You know you’re in the Philippines if you’re swimming in sachets

I doubt if there’s ANY PUBLIC PLACE outdoors in the Philippines where there’s no rubbish, trash, litter, you name it.

Look around you. Well, not right now. Wait until you get somewhere you can’t afford to bring out your laptop. When you do get to look around, notice what makes everything untidy. You can’t miss it.

Care for a swim?

Imagine your feet and legs submerged in all that garbage juice.

It’s the bits of trash, the remnants of what people consume, lying around where they shouldn’t be. Of course this is all prior to these same bits of rubbish clogging drains everywhere after rainfall. Not only do we have poor drainage systems, the garbage we see around us everyday collects to get in the way of ridding the streets of floodwater fast enough.

In a past blog post entitled Littering: The Ultimate Convenience, I listed the things I remember encountering just about everywhere, as litter.

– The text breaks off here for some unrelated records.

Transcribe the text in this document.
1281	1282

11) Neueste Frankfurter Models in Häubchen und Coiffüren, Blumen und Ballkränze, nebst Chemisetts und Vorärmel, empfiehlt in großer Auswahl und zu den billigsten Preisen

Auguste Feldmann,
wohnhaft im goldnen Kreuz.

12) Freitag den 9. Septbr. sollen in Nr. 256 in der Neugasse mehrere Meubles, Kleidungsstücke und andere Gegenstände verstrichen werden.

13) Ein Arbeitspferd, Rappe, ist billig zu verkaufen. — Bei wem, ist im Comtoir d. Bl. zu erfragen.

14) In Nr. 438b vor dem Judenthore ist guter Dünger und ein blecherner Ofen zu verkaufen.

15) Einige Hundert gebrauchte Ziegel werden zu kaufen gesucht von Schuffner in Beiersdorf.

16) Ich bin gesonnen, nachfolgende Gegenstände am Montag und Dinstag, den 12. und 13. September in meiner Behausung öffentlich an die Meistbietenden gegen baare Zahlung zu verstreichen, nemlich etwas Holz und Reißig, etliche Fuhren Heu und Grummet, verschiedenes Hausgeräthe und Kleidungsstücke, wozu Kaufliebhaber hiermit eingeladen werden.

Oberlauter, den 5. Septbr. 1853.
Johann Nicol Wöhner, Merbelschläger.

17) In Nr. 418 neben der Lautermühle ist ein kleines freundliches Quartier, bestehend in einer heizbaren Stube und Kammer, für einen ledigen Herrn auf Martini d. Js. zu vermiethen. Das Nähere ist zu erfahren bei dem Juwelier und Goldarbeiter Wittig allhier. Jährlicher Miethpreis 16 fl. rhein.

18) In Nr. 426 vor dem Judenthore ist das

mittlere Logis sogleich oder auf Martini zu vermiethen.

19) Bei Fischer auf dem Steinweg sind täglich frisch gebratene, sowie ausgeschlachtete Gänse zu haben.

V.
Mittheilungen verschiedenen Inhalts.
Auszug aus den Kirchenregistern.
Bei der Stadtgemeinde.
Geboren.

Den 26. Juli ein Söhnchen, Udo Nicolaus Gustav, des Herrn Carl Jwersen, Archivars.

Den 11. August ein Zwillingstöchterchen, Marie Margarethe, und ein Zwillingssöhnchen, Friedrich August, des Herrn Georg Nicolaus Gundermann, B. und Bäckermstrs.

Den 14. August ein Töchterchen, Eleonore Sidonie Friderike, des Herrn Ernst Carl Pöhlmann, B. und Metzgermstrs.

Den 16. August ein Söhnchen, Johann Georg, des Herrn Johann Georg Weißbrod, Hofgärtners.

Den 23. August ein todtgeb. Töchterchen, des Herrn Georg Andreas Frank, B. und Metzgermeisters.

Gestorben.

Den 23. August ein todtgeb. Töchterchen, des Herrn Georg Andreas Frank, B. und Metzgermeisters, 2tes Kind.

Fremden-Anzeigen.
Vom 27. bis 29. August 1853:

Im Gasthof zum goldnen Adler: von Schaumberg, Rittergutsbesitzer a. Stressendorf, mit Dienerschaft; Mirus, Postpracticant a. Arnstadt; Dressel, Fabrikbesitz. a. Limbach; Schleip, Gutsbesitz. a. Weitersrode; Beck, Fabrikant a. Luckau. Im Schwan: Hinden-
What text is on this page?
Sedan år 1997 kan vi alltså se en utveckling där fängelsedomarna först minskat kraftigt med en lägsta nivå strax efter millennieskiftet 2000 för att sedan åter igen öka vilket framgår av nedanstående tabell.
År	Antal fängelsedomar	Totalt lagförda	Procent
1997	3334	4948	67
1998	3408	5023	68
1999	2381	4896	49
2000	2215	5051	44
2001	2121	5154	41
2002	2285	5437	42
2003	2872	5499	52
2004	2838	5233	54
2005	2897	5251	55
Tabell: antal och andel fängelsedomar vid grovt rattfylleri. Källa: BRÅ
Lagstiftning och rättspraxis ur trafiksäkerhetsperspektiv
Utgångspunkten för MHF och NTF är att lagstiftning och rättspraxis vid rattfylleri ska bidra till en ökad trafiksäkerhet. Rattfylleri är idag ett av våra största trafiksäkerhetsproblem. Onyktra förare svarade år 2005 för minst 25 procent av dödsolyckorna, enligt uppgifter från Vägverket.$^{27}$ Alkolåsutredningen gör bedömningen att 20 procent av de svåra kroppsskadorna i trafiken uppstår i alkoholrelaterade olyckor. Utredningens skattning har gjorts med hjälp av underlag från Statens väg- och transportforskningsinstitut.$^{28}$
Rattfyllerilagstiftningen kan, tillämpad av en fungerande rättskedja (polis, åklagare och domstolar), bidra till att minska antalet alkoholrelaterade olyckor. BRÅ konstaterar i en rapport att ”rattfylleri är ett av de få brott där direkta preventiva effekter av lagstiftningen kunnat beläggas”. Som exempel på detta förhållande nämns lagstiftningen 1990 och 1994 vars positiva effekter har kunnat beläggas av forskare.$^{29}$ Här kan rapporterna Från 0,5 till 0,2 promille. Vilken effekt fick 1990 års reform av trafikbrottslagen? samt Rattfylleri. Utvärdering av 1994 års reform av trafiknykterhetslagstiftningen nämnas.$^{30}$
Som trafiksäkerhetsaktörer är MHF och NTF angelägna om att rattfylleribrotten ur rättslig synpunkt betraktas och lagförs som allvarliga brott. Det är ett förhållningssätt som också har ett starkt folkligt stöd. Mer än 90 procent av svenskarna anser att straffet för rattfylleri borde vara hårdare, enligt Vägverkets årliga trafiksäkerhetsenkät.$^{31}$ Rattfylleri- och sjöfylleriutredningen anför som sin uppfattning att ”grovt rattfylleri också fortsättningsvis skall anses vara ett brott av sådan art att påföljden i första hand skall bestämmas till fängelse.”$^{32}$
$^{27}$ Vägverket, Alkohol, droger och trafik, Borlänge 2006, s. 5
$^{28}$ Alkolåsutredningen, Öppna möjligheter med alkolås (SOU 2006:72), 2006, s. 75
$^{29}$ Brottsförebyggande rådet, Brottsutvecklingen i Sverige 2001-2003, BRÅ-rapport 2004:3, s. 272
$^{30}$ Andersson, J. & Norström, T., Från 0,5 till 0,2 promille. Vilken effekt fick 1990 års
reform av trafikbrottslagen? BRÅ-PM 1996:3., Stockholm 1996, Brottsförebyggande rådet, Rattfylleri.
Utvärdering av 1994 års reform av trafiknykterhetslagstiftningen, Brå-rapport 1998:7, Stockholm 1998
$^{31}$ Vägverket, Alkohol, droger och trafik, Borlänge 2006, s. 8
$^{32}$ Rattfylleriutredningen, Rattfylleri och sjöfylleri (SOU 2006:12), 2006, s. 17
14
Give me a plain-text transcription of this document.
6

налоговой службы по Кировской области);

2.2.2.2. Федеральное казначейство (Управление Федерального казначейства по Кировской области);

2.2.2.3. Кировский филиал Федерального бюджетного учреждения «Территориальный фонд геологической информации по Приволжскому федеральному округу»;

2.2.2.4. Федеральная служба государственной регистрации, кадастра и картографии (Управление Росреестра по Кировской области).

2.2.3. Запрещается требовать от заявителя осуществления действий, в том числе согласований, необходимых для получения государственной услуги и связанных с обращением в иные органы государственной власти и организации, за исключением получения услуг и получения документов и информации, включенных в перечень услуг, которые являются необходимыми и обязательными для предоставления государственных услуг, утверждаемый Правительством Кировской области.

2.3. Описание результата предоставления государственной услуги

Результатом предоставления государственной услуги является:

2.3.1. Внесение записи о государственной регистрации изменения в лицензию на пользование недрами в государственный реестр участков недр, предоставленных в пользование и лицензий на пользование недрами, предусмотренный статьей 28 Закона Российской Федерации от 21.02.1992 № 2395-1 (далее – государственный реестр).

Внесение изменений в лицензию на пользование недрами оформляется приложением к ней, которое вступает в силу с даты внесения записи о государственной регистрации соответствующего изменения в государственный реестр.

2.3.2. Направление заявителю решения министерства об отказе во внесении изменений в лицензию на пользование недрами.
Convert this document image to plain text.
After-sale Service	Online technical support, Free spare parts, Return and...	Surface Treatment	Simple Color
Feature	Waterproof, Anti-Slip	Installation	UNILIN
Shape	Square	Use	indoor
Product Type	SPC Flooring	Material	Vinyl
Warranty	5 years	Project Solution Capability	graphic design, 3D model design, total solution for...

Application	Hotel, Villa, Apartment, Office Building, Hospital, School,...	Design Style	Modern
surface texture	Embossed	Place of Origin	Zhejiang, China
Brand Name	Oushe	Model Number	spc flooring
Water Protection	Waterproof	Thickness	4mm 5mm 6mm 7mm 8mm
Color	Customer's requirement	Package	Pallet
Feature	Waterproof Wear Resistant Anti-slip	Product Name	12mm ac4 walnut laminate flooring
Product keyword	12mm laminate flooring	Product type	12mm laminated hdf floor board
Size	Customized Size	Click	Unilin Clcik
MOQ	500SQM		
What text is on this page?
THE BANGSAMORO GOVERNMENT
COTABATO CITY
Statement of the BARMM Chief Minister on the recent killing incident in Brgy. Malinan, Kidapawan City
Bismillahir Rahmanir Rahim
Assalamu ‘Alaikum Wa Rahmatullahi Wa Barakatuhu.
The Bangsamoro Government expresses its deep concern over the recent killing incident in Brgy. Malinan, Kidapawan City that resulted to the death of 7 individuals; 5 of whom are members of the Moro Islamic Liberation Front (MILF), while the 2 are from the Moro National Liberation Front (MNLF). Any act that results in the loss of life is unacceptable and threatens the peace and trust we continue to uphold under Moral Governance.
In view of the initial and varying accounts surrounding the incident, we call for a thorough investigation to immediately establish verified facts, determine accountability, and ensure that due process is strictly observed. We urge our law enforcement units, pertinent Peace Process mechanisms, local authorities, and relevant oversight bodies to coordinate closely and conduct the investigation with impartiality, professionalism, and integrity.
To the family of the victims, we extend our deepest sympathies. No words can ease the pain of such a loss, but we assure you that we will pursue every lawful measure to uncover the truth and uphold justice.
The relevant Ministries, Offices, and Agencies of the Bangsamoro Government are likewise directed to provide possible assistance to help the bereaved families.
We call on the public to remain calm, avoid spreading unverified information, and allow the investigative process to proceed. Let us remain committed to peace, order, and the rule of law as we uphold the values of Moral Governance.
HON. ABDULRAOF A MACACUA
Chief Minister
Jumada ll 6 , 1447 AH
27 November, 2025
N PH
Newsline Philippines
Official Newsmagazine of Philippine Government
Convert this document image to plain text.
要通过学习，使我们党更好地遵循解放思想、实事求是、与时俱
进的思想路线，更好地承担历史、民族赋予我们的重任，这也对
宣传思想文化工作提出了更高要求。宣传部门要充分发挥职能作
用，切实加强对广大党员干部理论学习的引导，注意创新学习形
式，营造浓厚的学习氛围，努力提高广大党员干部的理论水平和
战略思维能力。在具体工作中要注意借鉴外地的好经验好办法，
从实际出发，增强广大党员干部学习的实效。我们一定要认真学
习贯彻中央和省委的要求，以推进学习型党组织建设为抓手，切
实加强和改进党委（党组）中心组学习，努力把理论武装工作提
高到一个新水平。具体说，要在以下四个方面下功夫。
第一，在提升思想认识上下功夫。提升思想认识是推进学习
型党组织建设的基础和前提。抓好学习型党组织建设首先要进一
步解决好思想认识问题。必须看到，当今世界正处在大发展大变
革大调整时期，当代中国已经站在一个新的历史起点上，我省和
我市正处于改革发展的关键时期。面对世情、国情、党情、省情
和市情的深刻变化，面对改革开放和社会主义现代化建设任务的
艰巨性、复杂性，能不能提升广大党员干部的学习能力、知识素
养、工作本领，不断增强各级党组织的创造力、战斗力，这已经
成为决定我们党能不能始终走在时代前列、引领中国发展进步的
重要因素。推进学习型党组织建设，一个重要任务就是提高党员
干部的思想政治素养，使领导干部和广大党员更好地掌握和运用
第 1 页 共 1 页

Here’s the math. Between these two equivalent quantities of shampoo, which one generates more clutter? This?

Or this?

Imagine the tingi and “tipid pack” waste packaging generated by many millions of Pinoys who buy small and end up replenishing often. Garbage multiplies quite quickly that way. And too many Pinoys throw rubbish away just about anywhere, too! No wonder the drains are clogged.

See? Sachets, sachets, sachet, sachets, and more sachets! I don’t think I’m alone in observing that we’re a nation buried in tingi packaging. Ah, the Philippines – populated by about 90 million, mostly low-income Pinoys who buy small quantities in sachets because they can’t afford bigger packs.

And here’s a mystery for you: When you buy a sachet of this and that, and a sachet of everything else day after day, aren’t you paying more for packaging than the product it contains? Don’t products cost less per unit weight or volume when bought in larger quantities?

Wow. A poor sweatshop laborer, who could only afford small quantities of shampoo, conditioner, toothpaste and whatever, might be spending more money on the same quantity of product that a middle class office worker buys, only because the former buys them in small quantities all the time.

Think about it. I’m sure it’s only standard business practice that the cost of packaging is recouped from consumers, which means the manufacturer won’t sell the products at a loss.

It’s a double whammy for low-income Pinoys who buy small every time. For the sake of not having those terrible floods, and for the families of lower income brackets not to spend so much money on the packaging, we’ve got to do away with our tingi economy somehow.